La célèbre « tirade du nez » de Cyrano de Bergerac d'Edmond Rostand par Daniel Sorano, dans une version théâtrale filmée par Claude Barma en 1960 et qui fait encore autorité aujourd'hui, où l'on peut voir, parmi les seconds rôles, Jean Topart, Michel Galabru et Philippe Noiret.

Date de diffusion :
25 décembre 1960
Source :
Lieux :

Éclairage

Dans les années 1960, Daniel Sorano, qui avait longtemps travaillé avec Vilar, devient un collaborateur de premier choix pour Claude Barma, avec qui il tournera notamment plusieurs adaptations de Shakespeare et Cyrano, qui sera présenté à la RTF le soir de Noël 1960. Le texte n'est pas monté en intégralité mais il est en partie joué en direct (l'acte I et 4 sont préenregistrés aux studios Francoeur) ; ce spectacle, de grande envergure, a nécessité la participation de pas moins de 200 acteurs et figurants ainsi qu'un budget de production conséquent pour la réalisation des décors, dépassant largement les coûts des pièces de théâtre habituellement retransmises pour le petit écran à l'époque. Cet événement télévisuel a remporté dans son temps tous les suffrages du public, conquis par la justesse de l'interprétation de Sorano et par la performance du semi direct.

Cette fameuse « tirade du nez » est souvent considérée par les spectateurs comme un moyen sûr de jauger la prestation de l'acteur qui doit incarner Cyrano.
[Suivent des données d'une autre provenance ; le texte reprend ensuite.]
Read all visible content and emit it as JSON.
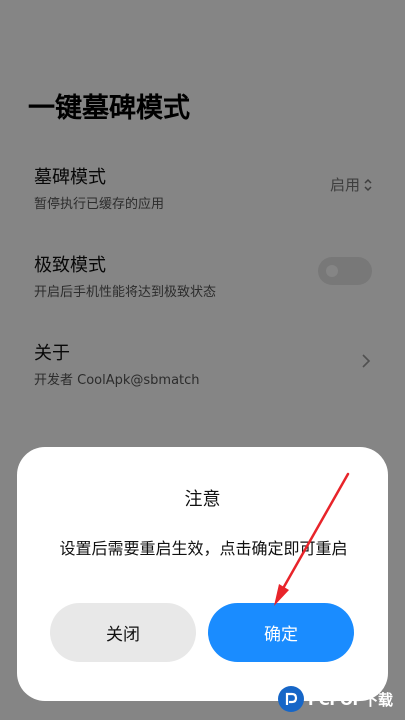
{
  "page": {
    "title": "一键墓碑模式"
  },
  "settings": [
    {
      "title": "墓碑模式",
      "description": "暂停执行已缓存的应用",
      "value": "启用"
    },
    {
      "title": "极致模式",
      "description": "开启后手机性能将达到极致状态",
      "toggle_on": false
    },
    {
      "title": "关于",
      "description": "开发者 CoolApk@sbmatch"
    }
  ],
  "dialog": {
    "title": "注意",
    "message": "设置后需要重启生效，点击确定即可重启",
    "cancel_label": "关闭",
    "confirm_label": "确定"
  },
  "watermark": {
    "text": "PCPOP下载"
  },
  "colors": {
    "accent": "#1a8cff",
    "annotation_arrow": "#e8242a",
    "watermark_logo": "#1666c7"
  },
  "icons": [
    "updown-icon",
    "chevron-right-icon",
    "pcpop-logo-icon"
  ]
}
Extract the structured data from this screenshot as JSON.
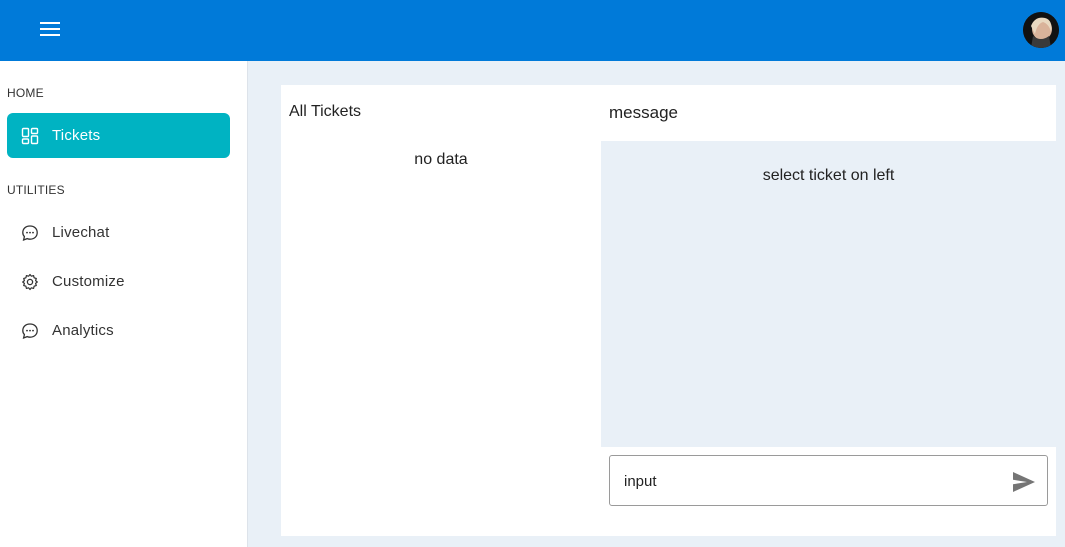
{
  "colors": {
    "topbar": "#007ad9",
    "active_nav": "#00b3c2",
    "background": "#e9f0f7"
  },
  "sidebar": {
    "sections": [
      {
        "label": "HOME"
      },
      {
        "label": "UTILITIES"
      }
    ],
    "items": [
      {
        "label": "Tickets",
        "icon": "grid-icon",
        "active": true
      },
      {
        "label": "Livechat",
        "icon": "chat-bubble-icon",
        "active": false
      },
      {
        "label": "Customize",
        "icon": "gear-icon",
        "active": false
      },
      {
        "label": "Analytics",
        "icon": "chat-bubble-icon",
        "active": false
      }
    ]
  },
  "tickets": {
    "title": "All Tickets",
    "empty_text": "no data"
  },
  "message": {
    "title": "message",
    "hint": "select ticket on left",
    "input_value": "input",
    "send_icon": "send-icon"
  },
  "topbar": {
    "menu_icon": "hamburger-menu-icon",
    "avatar": "user-avatar"
  }
}
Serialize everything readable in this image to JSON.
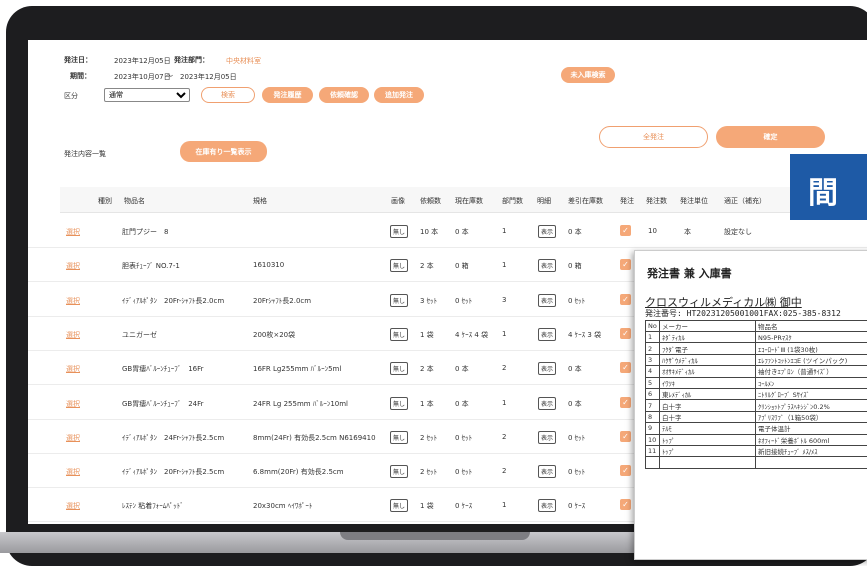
{
  "form": {
    "order_date_label": "発注日：",
    "order_date": "2023年12月05日",
    "dept_label": "発注部門：",
    "dept_value": "中央材料室",
    "period_label": "期間：",
    "period_from": "2023年10月07日",
    "period_sep": "〜",
    "period_to": "2023年12月05日",
    "category_label": "区分",
    "category_selected": "通常",
    "search_button": "検索",
    "history_button": "発注履歴",
    "request_button": "依頼確認",
    "additional_button": "追加発注",
    "unreceived_button": "未入庫検索",
    "all_order_button": "全発注",
    "confirm_button": "確定",
    "list_label": "発注内容一覧",
    "in_stock_button": "在庫有り一覧表示"
  },
  "table": {
    "headers": [
      "種別",
      "物品名",
      "規格",
      "画像",
      "依頼数",
      "現在庫数",
      "部門数",
      "明細",
      "差引在庫数",
      "発注",
      "発注数",
      "発注単位",
      "適正（補充）"
    ],
    "select_text": "選択",
    "image_tag": "無し",
    "detail_tag": "表示",
    "check_mark": "✓",
    "rows": [
      {
        "name": "肛門プジー　8",
        "spec": "",
        "req": "10 本",
        "stock": "0 本",
        "dept": "1",
        "diff": "0 本",
        "qty": "10",
        "unit": "本",
        "proper": "設定なし"
      },
      {
        "name": "胆表ﾁｭｰﾌﾞ NO.7-1",
        "spec": "1610310",
        "req": "2 本",
        "stock": "0 箱",
        "dept": "1",
        "diff": "0 箱",
        "qty": "",
        "unit": "",
        "proper": ""
      },
      {
        "name": "ｲﾃﾞｨｱﾙﾎﾟﾀﾝ　20Fr-ｼｬﾌﾄ長2.0cm",
        "spec": "20Frｼｬﾌﾄ長2.0cm",
        "req": "3 ｾｯﾄ",
        "stock": "0 ｾｯﾄ",
        "dept": "3",
        "diff": "0 ｾｯﾄ",
        "qty": "",
        "unit": "",
        "proper": ""
      },
      {
        "name": "ユニガーゼ",
        "spec": "200枚×20袋",
        "req": "1 袋",
        "stock": "4 ｹｰｽ 4 袋",
        "dept": "1",
        "diff": "4 ｹｰｽ 3 袋",
        "qty": "",
        "unit": "",
        "proper": ""
      },
      {
        "name": "GB胃瘻ﾊﾞﾙｰﾝﾁｭｰﾌﾞ　16Fr",
        "spec": "16FR Lg255mm ﾊﾞﾙｰﾝ5ml",
        "req": "2 本",
        "stock": "0 本",
        "dept": "2",
        "diff": "0 本",
        "qty": "",
        "unit": "",
        "proper": ""
      },
      {
        "name": "GB胃瘻ﾊﾞﾙｰﾝﾁｭｰﾌﾞ　24Fr",
        "spec": "24FR Lg 255mm ﾊﾞﾙｰﾝ10ml",
        "req": "1 本",
        "stock": "0 本",
        "dept": "1",
        "diff": "0 本",
        "qty": "",
        "unit": "",
        "proper": ""
      },
      {
        "name": "ｲﾃﾞｨｱﾙﾎﾟﾀﾝ　24Fr-ｼｬﾌﾄ長2.5cm",
        "spec": "8mm(24Fr) 有効長2.5cm N6169410",
        "req": "2 ｾｯﾄ",
        "stock": "0 ｾｯﾄ",
        "dept": "2",
        "diff": "0 ｾｯﾄ",
        "qty": "",
        "unit": "",
        "proper": ""
      },
      {
        "name": "ｲﾃﾞｨｱﾙﾎﾟﾀﾝ　20Fr-ｼｬﾌﾄ長2.5cm",
        "spec": "6.8mm(20Fr) 有効長2.5cm",
        "req": "2 ｾｯﾄ",
        "stock": "0 ｾｯﾄ",
        "dept": "2",
        "diff": "0 ｾｯﾄ",
        "qty": "",
        "unit": "",
        "proper": ""
      },
      {
        "name": "ﾚｽﾃﾝ 粘着ﾌｫｰﾑﾊﾟｯﾄﾞ",
        "spec": "20x30cm ﾍｲﾜﾎﾟｰﾄ",
        "req": "1 袋",
        "stock": "0 ｹｰｽ",
        "dept": "1",
        "diff": "0 ｹｰｽ",
        "qty": "",
        "unit": "",
        "proper": ""
      }
    ]
  },
  "banner_text": "間",
  "document": {
    "title": "発注書 兼 入庫書",
    "recipient": "クロスウィルメディカル㈱ 御中",
    "order_no": "発注番号: HT20231205001001FAX:025-385-8312",
    "headers": [
      "No",
      "メーカー",
      "物品名"
    ],
    "rows": [
      [
        "1",
        "ﾈﾀﾞﾃｨｶﾙ",
        "N95-PRﾏｽｸ"
      ],
      [
        "2",
        "ﾌｸﾀﾞ電子",
        "ｴｺｰﾛｰﾄﾞⅢ (1袋30枚)"
      ],
      [
        "3",
        "ﾊｸｻﾞｳﾒﾃﾞｨｶﾙ",
        "ｴﾚﾌｧﾝﾄｺｯﾄﾝｴｺE (ツインパック)"
      ],
      [
        "4",
        "ｵｵｻｷﾒﾃﾞｨｶﾙ",
        "袖付きｴﾌﾟﾛﾝ（普通ｻｲｽﾞ）"
      ],
      [
        "5",
        "ｲﾜﾂｷ",
        "ｺｰﾙﾒﾝ"
      ],
      [
        "6",
        "東ﾚﾒﾃﾞｨｶﾙ",
        "ﾆﾄﾘﾙｸﾞﾛｰﾌﾞ Sｻｲｽﾞ"
      ],
      [
        "7",
        "白十字",
        "ｸﾘﾝｼｮｯﾄﾌﾟﾗｽﾍｷｼｼﾞﾝ0.2%"
      ],
      [
        "8",
        "白十字",
        "ｱﾌﾟﾘｽﾜﾌﾞ（1箱50袋）"
      ],
      [
        "9",
        "ﾃﾙﾓ",
        "電子体温計"
      ],
      [
        "10",
        "ﾄｯﾌﾟ",
        "ﾈｵﾌｨｰﾄﾞ栄養ﾎﾞﾄﾙ 600ml"
      ],
      [
        "11",
        "ﾄｯﾌﾟ",
        "新旧接続ﾁｭｰﾌﾞ ﾒｽ/ﾒｽ"
      ],
      [
        "",
        "",
        ""
      ]
    ]
  }
}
L'essence du personnage s'y trouve en effet concentrée : impertinence et répondant, fanfaronnade gasconne, fol imaginaire et métaphores poétiques, autodérision et fragilité. Le spectateur attend cette réplique comme un morceau de bravoure et de panache, où l'acteur doit pouvoir faire sentir toute la complexité du personnage de Rostand, à la fois drôle, tragique et héroïque.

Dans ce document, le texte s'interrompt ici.